Objectif Soins n° 185 du 01/04/2010

 

Cahier du management

Régis Le Dûs  

Après trois jours de présence, les chirurgiens américains avaient trouvé un rythme de croisière d’environ vingt actes chirurgicaux par jour. Une “régulation” leur proposait et leur amenait les malades : il ne leur était donc plus nécessaire d’aller “pêcher” ceux qui les intéressaient sous les tentes.

ÉTABLIR DES PRIORITÉS OPÉRATOIRES

Dès la création de cette mission particulière, je suis sorti des zones de soins pour assister le “Régulateur” de Diquini. La tâche était simple sur le papier : passer de secteur en secteur afin d’identifier les priorités opératoires que les médecins “chef de service” attribuaient à leurs patients.

Ainsi la fracture fermée du fémur, immobilisée depuis trois jours sur une porte de placard, était-elle moins urgente que la fracture ouverte du tibia péroné. Par la suite, la négociation se faisait avec les chirurgiens américains du site. Le staff terminé, il fallait récupérer les malades et organiser leurs transports au bloc.

Car avoir le nom d’un patient sur le papier ne suffit pas. L’hôpital de Diquini s’est avéré perméable et certains malades ne vivaient pas sur site : le programme opératoire était donc à refaire.

TRANSFÉRER VERS DES STRUCTURES PLUS ADAPTÉES

Rapidement, les limites chirurgicales de Diquini se sont faites sentir, les traumas faciaux, les paraplégiques ou encore les délabrements de membres devaient bénéficier d’un transfert vers une structure adaptée.

Le directeur des secours médicaux a trouvé quelques places et les transferts de cinquante patients ont été réalisés en six jours vers l’hôpital de campagne français, le navire-hôpital américain ou bien le CHU de Fort-de-France (Martinique).
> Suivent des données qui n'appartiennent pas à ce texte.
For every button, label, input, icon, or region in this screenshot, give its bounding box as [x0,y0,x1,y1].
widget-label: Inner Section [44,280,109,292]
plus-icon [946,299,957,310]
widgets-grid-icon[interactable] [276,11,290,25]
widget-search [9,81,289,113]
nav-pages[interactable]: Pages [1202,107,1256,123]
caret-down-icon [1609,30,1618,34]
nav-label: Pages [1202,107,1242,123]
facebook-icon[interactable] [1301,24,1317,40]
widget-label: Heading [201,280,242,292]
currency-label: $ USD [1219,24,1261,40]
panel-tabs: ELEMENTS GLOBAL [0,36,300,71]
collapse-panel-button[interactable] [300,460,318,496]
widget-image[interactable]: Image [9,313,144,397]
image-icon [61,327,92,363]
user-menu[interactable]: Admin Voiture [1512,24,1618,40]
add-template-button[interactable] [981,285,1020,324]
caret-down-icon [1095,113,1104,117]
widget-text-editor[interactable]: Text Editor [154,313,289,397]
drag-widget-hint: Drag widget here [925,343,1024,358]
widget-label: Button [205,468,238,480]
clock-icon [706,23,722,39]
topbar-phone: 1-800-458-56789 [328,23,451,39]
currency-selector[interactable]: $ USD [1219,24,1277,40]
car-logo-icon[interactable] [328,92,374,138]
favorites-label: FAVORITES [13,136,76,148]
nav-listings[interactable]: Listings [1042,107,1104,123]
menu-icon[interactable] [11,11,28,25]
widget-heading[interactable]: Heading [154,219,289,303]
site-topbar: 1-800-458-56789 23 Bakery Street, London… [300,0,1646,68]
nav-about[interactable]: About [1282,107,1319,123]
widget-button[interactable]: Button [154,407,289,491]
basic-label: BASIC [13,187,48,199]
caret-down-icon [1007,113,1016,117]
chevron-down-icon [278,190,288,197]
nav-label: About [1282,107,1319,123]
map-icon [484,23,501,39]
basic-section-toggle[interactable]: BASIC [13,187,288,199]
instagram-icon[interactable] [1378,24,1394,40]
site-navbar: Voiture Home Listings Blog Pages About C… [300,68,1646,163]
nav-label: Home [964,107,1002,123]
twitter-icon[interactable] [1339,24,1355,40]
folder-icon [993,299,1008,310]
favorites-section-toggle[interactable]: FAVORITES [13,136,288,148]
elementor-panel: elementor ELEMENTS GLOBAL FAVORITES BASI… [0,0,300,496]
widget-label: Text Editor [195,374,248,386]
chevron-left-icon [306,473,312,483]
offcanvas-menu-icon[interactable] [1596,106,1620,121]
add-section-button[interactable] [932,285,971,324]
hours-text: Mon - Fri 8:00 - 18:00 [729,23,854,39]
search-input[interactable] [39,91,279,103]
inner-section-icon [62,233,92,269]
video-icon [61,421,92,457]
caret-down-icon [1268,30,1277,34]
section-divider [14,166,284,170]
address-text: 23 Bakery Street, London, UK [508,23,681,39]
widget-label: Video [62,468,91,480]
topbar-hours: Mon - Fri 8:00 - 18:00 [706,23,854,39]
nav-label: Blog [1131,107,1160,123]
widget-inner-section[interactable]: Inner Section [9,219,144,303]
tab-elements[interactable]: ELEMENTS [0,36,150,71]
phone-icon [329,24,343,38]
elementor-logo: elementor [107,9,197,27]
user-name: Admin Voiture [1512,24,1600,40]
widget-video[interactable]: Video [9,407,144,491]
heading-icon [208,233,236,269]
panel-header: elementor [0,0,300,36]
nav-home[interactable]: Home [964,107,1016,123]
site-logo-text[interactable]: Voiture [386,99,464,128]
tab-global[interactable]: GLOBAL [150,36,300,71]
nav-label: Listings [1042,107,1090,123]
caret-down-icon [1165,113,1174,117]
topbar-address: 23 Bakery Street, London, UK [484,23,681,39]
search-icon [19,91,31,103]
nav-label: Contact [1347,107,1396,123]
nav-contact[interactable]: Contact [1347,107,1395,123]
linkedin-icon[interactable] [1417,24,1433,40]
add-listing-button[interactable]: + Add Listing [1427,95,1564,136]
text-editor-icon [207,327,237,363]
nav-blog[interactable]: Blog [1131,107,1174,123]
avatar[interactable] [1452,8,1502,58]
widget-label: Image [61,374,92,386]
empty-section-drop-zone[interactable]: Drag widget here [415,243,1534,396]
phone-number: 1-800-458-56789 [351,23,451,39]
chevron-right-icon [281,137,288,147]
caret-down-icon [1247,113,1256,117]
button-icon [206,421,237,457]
Là encore, dans ce contexte, faire partir en hélicoptère un enfant de moins de dix ans vers une structure inconnue de sa famille n’est pas une mission facile.

L’outil informatique nous a bien aidés, aussi bien pour gérer ces listes que nous remettions à jour en permanence que pour imprimer le formulaire de consentement bilingue français/créole.

LA TRISTESSE DU DÉPART

Quand il a fallu partir, après dix jours sur place, le sentiment d’avoir aidé ce peuple meurtri était vraiment très intense. Quel plaisir, mais aussi quelle douleur de voir les larmes couler sur le visage des enfants lorsque notre séparation était envisagée !

En ces dix jours de mission, le bilan que nous pouvons en tirer est dix décès à déplorer contre environ cent-vingt chirurgies ou reprises, des cicatrisations de plaies bien avancées et cinquante malades non gérables sur site, bénéficiant d’une prise en charge adaptée.